Так приобретается жизненная премудрость: дома за чаем, в школе за книгами, в музее, в хождении извилистыми тропками и холмами. Хорошо, когда школа и дом рядом. Плохо, когда школа одна на десять деревень и ребята живут в интернате. А ведь раньше тут в каждой деревне своя школа была. И не так давно. И вот снова худая идея гнездится в некоторых московских головах – закрыть деревенские школы и перевести ребятишек в одну большую, сельскую. Да только школой и жива деревня. А так – перебираются родители следом за детьми на центральную усадьбу. В деревне остаются несколько стариков, дома разваливаются потихоньку, и вырастает на их месте трава кипрей, отмечающая контуры бывшего дома. Когда-то все это уже было. Опять, что ли?
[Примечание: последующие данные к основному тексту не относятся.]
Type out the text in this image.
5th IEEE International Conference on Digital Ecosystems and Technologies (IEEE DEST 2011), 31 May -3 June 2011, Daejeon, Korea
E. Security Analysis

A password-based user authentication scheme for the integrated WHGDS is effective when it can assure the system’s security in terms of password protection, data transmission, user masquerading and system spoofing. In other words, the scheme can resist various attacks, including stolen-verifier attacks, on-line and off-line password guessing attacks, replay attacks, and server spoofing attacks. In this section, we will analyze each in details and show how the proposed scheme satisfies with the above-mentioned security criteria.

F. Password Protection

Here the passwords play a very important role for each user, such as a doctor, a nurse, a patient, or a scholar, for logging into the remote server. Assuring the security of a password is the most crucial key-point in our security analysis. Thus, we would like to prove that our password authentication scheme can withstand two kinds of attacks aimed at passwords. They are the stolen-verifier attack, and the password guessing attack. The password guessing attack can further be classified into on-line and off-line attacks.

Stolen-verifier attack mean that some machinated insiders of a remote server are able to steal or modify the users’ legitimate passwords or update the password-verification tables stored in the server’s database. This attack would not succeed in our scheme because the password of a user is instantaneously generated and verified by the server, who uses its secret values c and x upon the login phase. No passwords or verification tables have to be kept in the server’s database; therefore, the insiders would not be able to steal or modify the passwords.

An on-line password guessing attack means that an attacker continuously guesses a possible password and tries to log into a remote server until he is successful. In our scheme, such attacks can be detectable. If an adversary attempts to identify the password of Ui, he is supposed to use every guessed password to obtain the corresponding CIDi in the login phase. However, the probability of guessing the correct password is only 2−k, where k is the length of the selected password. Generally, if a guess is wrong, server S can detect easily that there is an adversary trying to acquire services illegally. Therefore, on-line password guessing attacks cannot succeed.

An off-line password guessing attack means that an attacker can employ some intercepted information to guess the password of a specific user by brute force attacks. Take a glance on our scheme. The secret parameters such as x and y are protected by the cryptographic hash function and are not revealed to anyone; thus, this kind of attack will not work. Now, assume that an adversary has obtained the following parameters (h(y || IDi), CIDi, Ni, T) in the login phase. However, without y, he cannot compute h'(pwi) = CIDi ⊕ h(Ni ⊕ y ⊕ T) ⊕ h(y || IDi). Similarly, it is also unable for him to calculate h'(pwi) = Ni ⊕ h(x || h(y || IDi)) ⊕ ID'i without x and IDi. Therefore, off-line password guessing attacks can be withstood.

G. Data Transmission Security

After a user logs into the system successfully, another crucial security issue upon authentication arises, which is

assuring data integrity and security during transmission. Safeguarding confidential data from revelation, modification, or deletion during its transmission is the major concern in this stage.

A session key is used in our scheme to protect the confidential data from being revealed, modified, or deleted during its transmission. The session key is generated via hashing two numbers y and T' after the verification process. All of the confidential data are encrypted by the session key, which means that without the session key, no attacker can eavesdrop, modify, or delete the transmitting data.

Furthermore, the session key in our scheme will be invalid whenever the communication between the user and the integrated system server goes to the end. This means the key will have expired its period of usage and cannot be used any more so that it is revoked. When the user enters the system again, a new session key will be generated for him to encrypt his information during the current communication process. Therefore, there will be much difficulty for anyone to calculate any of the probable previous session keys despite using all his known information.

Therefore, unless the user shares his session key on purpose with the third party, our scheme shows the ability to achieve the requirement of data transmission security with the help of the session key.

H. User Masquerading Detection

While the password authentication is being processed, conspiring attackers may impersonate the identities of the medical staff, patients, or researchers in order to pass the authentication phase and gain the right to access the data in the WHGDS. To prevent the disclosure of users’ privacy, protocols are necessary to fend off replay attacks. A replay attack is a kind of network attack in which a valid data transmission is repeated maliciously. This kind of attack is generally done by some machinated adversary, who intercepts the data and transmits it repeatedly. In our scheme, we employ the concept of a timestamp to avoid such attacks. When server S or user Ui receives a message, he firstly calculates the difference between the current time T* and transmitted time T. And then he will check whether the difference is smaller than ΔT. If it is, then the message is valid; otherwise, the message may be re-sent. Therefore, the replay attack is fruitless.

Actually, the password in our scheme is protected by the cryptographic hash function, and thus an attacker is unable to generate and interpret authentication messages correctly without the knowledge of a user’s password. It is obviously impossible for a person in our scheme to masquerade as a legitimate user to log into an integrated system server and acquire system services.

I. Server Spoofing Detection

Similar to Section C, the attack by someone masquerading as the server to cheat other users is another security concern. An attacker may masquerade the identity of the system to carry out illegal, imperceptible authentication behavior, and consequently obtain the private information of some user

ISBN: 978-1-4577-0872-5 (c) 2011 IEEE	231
...Всегда не хочется уезжать. Хочется остаться еще, кажется, что только начинаешь вот-вот что-то понимать. Но в Москве – дела, которые отсюда и не кажутся такими важными. Важно успеть еще сбегать проведать знакомых старушек и передать поклоны-приветы. Важно насмотреться на хрустальные, леденцовые бусы на ветках – примерзший снег, куржовень. Покуда его мало – сияющий хрусталь в солнечном свете, от которого глаз отвести невозможно. А когда много наберется – ломает ветки под тяжестью. Береза прямо на дорогу упала. А дорога одна – наезженная. Остальные – тропки, занесенные снегом. “Робята в школу не ходят, вот и замело”.